MONEY TALK By Christine Farnish Chief executive of the National Association of Pension Funds |

Over the past few weeks, the media has made much of an apparent campaign against "fat cats" by the National Association of Pension Funds (NAPF).
This might make good headlines, but isn't entirely fair.
To use the terminology in vogue at the moment, the NAPF is not against "fat cat pay" per se, as long as it is justified through good performance.
In a global economy it is necessary, vital even, that there are global pay packages on offer at UK companies so they can attract global performers - as long as there is global performance.

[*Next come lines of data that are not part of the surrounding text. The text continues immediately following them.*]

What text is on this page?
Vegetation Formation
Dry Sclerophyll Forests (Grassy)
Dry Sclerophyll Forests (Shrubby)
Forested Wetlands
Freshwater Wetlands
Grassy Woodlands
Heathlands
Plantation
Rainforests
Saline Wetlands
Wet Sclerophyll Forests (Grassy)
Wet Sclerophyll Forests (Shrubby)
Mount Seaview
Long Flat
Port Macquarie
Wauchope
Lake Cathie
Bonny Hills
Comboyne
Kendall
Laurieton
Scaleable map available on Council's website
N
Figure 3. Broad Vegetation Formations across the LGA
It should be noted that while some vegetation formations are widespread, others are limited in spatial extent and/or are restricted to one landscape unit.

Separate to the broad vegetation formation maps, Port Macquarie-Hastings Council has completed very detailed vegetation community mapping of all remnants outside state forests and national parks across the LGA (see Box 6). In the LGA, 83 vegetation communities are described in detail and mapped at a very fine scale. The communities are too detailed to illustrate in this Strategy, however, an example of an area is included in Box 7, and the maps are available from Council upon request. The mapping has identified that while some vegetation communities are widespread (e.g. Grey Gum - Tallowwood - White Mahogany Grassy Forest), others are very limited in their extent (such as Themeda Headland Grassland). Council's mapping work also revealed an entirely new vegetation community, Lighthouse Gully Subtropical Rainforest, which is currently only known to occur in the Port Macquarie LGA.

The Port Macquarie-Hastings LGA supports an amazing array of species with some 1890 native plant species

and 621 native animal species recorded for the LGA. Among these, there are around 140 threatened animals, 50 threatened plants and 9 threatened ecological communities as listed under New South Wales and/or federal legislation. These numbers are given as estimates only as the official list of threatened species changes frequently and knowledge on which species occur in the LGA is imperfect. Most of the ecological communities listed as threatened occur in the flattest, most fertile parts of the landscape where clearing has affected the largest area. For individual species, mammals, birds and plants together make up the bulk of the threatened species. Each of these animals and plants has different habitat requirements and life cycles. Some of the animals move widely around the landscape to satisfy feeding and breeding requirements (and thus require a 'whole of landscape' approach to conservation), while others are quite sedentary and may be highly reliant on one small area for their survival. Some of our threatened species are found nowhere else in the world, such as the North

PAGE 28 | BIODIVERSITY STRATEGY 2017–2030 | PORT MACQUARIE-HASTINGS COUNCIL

Last autumn, we and the Association of British Insurers urged companies to stop "rewarding failure" in the form of guaranteed bonuses and other contract terms that weren't linked to performance.
New rules
What is happening now is part of our remit to encourage companies to adopt good corporate practice in areas of disclosure, pay packages and performance.
The NAPF's Voting Issues Service (VIS) has, for some years, been at the forefront of analysis of company governance, looking at the annual reports and advising our members - who represent a fifth of UK stock market investors - on how to vote in annual general meetings.
What has caught the attention this year has been the new government rules requiring full disclosure of executive remuneration packages.
This has allowed a more in-depth analysis of all companies by VIS.
The NAPF can claim some success with companies.
Two years ago, Vodafone was criticised for its corporate governance. Following seven months of discussion with VIS, its last remuneration package was heralded as a "model of good corporate governance".
Companies, themselves, are gradually waking up to the benefits of good governance.
Ten years ago, two (or more) year rolling contracts were common place. Now, two-thirds of FTSE companies apply one-year maximum rolling contracts.
Fat cats and you
So how does this affect you, the individual? If you are a member of an occupational pension scheme or have a personal pension, you may well have concerns about how your retirement pot is doing, especially in this economic climate.
It is vital that companies perform to the best of their abilities so that investors - including you through your pension plan - get the best returns for your money.
Good corporate governance generally translates into better corporate performance and better management of downside risk.
This will lead to well-run companies, boosting economic performance, and benefiting you as a pension saver.
This is an issue where the UK leads the world. We at the NAPF will continue to encourage FTSE companies to maintain this lead. Doing so benefits us all whether we are institutional investors, individuals or companies.